Gorgeous by Design, an events company based in Atlanta, offers full-service baby shower planning plus design, decor, and styling services for a total of $7.6k for 50 guests. 

Many event planners who handle weddings and corporate gatherings have added baby shower services to their roster for parents looking for a professionally produced party. 

With celebrities constantly leveling up their baby-related celebrations, the pressure is on for parents who want to throw A-list celebrations. 

Just as party planners were once reserved for high-end weddings, interior designers used to be hired only by those with disposable budgets and cavernous mansions.

Today, more are turning to the professionals to decorate their nurseries and achieve aesthetics worthy of social media likes. 

“Before social media, having a professionally designed nursery was only for a certain class of people who were willing to spend a ton of money on the space. Everyone else went to Pottery Barn or Babies R Us,” says Naomi Alon Coe, founder of Little Crown Interiors.  

Alon Coe, whose business serves Southern California families and offers both in-person design services and virtual design services to clients around the country, has noticed the many ways social media has changed the design industry. 

Most of her clients come in with nursery inspiration photos pulled from Pinterest and Instagram, and about half of her clients find her business on social media.

Alon Coe says that average virtual design clients spend around $5k-$10k, while full design clients spend on average $15-$20k.
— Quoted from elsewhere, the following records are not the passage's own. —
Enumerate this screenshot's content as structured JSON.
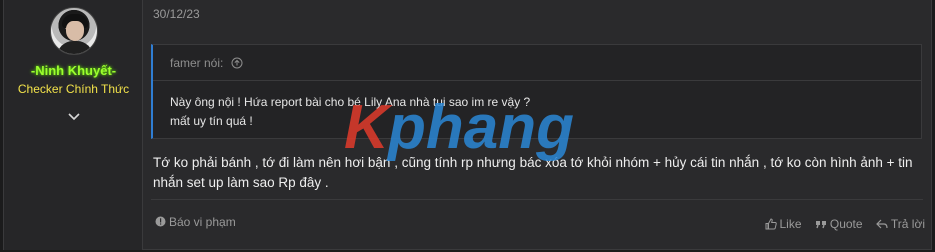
{
  "user": {
    "name": "-Ninh Khuyết-",
    "title": "Checker Chính Thức",
    "avatar_icon": "avatar-photo",
    "expand_icon": "chevron-down-icon"
  },
  "post": {
    "date": "30/12/23",
    "quote": {
      "author_line": "famer nói:",
      "line1": "Này ông nội ! Hứa report bài cho bé Lily Ana nhà tui sao im re vậy ?",
      "line2": "mất uy tín quá !"
    },
    "message": "Tớ ko phải bánh , tớ đi làm nên hơi bận , cũng tính rp nhưng bác xóa tớ khỏi nhóm + hủy cái tin nhắn , tớ ko còn hình ảnh + tin nhắn set up làm sao Rp đây ."
  },
  "watermark": {
    "text": "Kphang",
    "colors": [
      "#e23b2b",
      "#2b87d6"
    ]
  },
  "footer": {
    "report_label": "Báo vi phạm",
    "like_label": "Like",
    "quote_label": "Quote",
    "reply_label": "Trả lời"
  },
  "colors": {
    "username": "#9cff2e",
    "usertitle": "#f2e24a",
    "quote_border": "#2f7dd3",
    "background": "#2a2a2c"
  }
}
Though there’s always a range: Last year the company wrapped a project for a client who spent $80k on decorating their baby’s nursery.  

The items most likely to put a dent in a parent’s bank account: wallpaper (which she says has grown increasingly popular), furniture, and window treatments. 

Today’s parents, driven by the desire to post picture-perfect Instagram Stories, often forget what a nursery is actually about. 

“People are usually concerned with aesthetics first,” says Alon Coe, who encourages clients to prioritize function and safety when it comes to nurseries.

It wouldn’t be a 2023 baby nursery without a neon sign of your baby’s name hanging atop custom wallpaper, so parents are willing to sink money into the naming process itself to make sure it has the perfect ring to it. 

On TikTok, baby name consultants have sprung up, charging future parents in return for delivering the perfect baby name ideas for their unborn children. 

Colleen Slagen (@NamingBebe on TikTok) offers naming packages ranging from 10 names for $250 to 30 names for $400. Slagen currently has a six-week wait time for consultations.

The baby name site Nameberry offers its own consulting services as well, charging $350 for an hourlong meeting and a whopping $10k for nine months of on-call name advice and unlimited meetings. 

The hashtag #babyshower has 9.4B views on TikTok, and #genderrevealparty has 7.2B. Pinterest and Instagram are flooded with nursery decor inspo, and products promising to make parents’ lives easier abound. 

In a sea of endless photographs of smiling babies, magazine-worthy nurseries, and picture-perfect parties, it’s no wonder parents are moved to cough up cash in the name of a perfect baby. 

“Seeing those images all the time and having the societal pressure makes a difference on all of us, whether we know it or not,” says Alon Coe. “I don’t see how it couldn’t.”